Talvez a janelas tivessem novos vitrais, e as portas um novo polimento, feito em décadas mais recentes, mas fato era que aquele lugar estava de pé a séculos. Era possível ver as ferrugens, sentir o cheiro do velho, e ouvir o som do antigo.

Franco prosseguia caminhando, sem comentários, interações, ou qualquer sinal de vida se não o repetitivo caminhar. Victor olhava-o vez ou outra. Já guardava daquele homem um certo medo, e uma considerável desconfiança. O que ele planejava? Por que queria morte de algum homem? E por que não o fazia ele mesmo? Essas palavras, esses pensamentos, não deixavam a mente do jovem em paz. Martelavam em sua mente sem parar, cuspiam em seu rosto as letras de "Assassino" e lhe imploravam para que fugisse. Depressa. O quanto antes.

Não seja um assassino Victor!

— Espere. — disse Victor enquanto aproximavam-se do castelo.

Franco deixou de caminhar, e virou-se para olhá-lo. Seu silêncio lhe dava uma atenção arrepiante, e seu demorado encarar, a deixa que pediu. .

— Não poderei continuar. Não poderei fazer o que pediu. — balbuciou nervoso, tremendo da cabeça aos pés.

Franco continuava encarando-o. O silêncio que se seguia era apavorante, de parar o coração, de jogar-se de um penhasco, de correr sem parar para o distante horizonte. O que estava no rosto daquele homem monstruoso? Raiva e ódio? Bem possível. Mas era o mistério que mais fazia Victor temer. Afinal a raiz do medo é sempre o mistério.

— Não posso matar um homem inocente. — Vociferou Victor, com um surto de coragem que não conseguira fingir muito bem.

Ainda em silêncio.

— Prefiro que mate-me! — concluiu Victor, que agora tremia aos horrores.

Olhando para Franco, viu-o lentamente pôr suas grandes mãos na máscara de palha e retirá-la devagar.

— Não Victor, você não irá. — disse o monstro, que agora revelava sua horrenda face.

Victor pasmou-se perante tamanha uglitude. Era feio e não pouco. Monstruoso como nunca ouvira em nenhum conto de terror. Desgracioso como o próprio pecado. Horripilante como se um pesadelo houvesse ganhado vida (por assim dizer, pois aquele rosto apenas rutilava morte).

— Que... Horror!

— O homem que chamas de inocente fez isso comigo.

Victor estava lívido como o marfim.

— Não... Não é possível.

— Digo-lhe que é possível e feito! — exclamou Franco, falando forte. — Mate-o e faça um favor para todos os outros que foram vítimas desse homem!

Agora Franco havia chegado perto de tal forma que o jovem podia ver cada linha agourenta de sua face. Sua pele cinzenta era costurada nas têmporas, e ele tinha rugas fortes que quase escondiam o quão magro era. Suas maçãs do rosto eram altas e marcadas, seus olhos cinzentos e vazios, e sua respiração era alta e lenta.

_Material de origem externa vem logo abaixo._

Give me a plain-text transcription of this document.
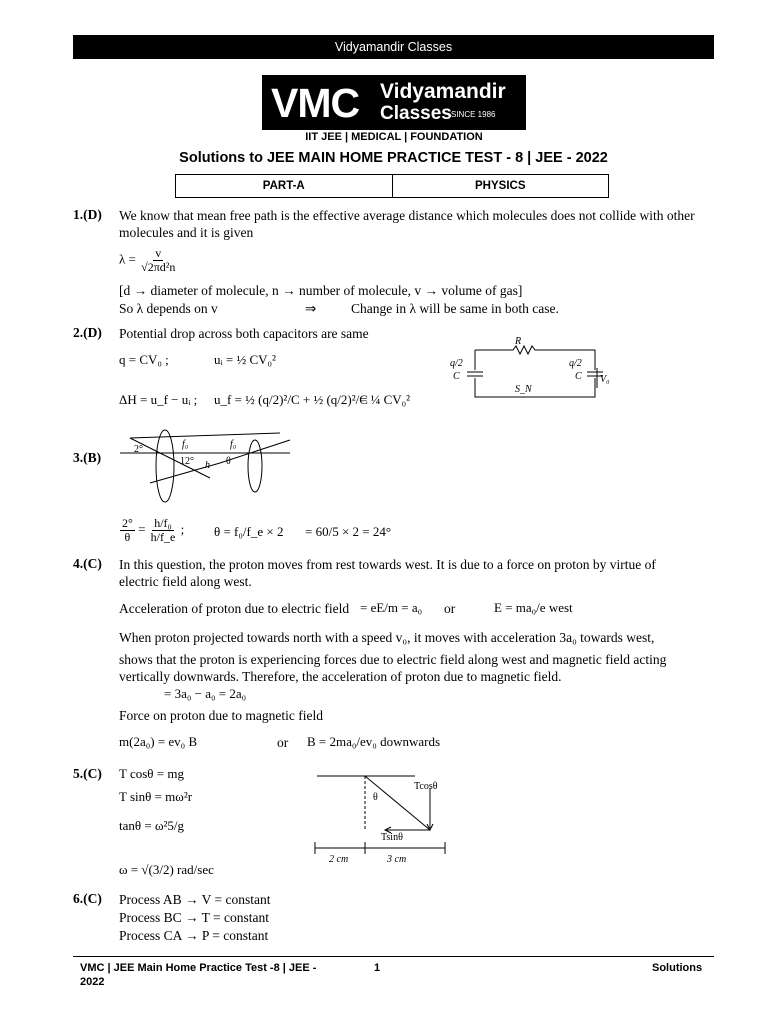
Vidyamandir Classes
VMC Vidyamandir
Classes SINCE 1986
IIT JEE | MEDICAL | FOUNDATION
Solutions to JEE MAIN HOME PRACTICE TEST - 8 | JEE - 2022
PART-A	PHYSICS
1.(D) We know that mean free path is the effective average distance which molecules does not collide with other
molecules and it is given
$\lambda = \frac{v}{\text{√2πd²n}}$
[d → diameter of molecule, n → number of molecule, v → volume of gas]
So λ depends on v	⇒	Change in λ will be same in both case.
2.(D) Potential drop across both capacitors are same
q = CV₀ ;	uᵢ = ½ CV₀²
ΔH = u_f − uᵢ ; u_f = ½ (q/2)²/C + ½ (q/2)²/C
= ¼ CV₀²
R
q/2
C	C
q/2
V₀
S_N
3.(B)
2°	f₀	f₀
12° h θ
$\frac{2^\circ}{\theta} = \frac{\text{h/f₀}}{h/f\_e}$ ; θ = f₀/f_e × 2 = 60/5 × 2 = 24°
4.(C) In this question, the proton moves from rest towards west. It is due to a force on proton by virtue of
electric field along west.
Acceleration of proton due to electric field = eE/m = a₀ or	E = ma₀/e west
When proton projected towards north with a speed v₀, it moves with acceleration 3a₀ towards west,
shows that the proton is experiencing forces due to electric field along west and magnetic field acting
vertically downwards. Therefore, the acceleration of proton due to magnetic field.
= 3a₀ − a₀ = 2a₀
Force on proton due to magnetic field
m(2a₀) = ev₀ B	or B = 2ma₀/ev₀ downwards
5.(C) T cosθ = mg
T sinθ = mω²r
tanθ = ω²5/g
ω = √(3/2) rad/sec
Tcosθ
θ
Tsinθ
2 cm	3 cm
6.(C) Process AB → V = constant
Process BC → T = constant
Process CA → P = constant
VMC | JEE Main Home Practice Test -8 | JEE -
2022
1	Solutions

— Fará a ele justiça, e a mim uma tremenda graça. Se pareço-lhe monstruoso, garanto-lhe jovem, que aquele que me tornou assim, é uma fera muito mais hedionda.

Victor olhou-o espantado. Se Franco era grotesco como o vira, quanto mais a este que era declarado como um maldito homem, um demônio em corpo e alma.

— E como pode esse homem ser assim tão mal?

Victor viu o rosto de Franco contorcer-se.

— Falo-lhe do próprio demônio. Este é um dentre os seres mais malignos que podem existir, pois ao contrário de mim, tem uma face que pode encantar aos montes. Mas o seu interior é morto, é trevas e escuridão. Deve entender porque tantos homens caem em suas mãos...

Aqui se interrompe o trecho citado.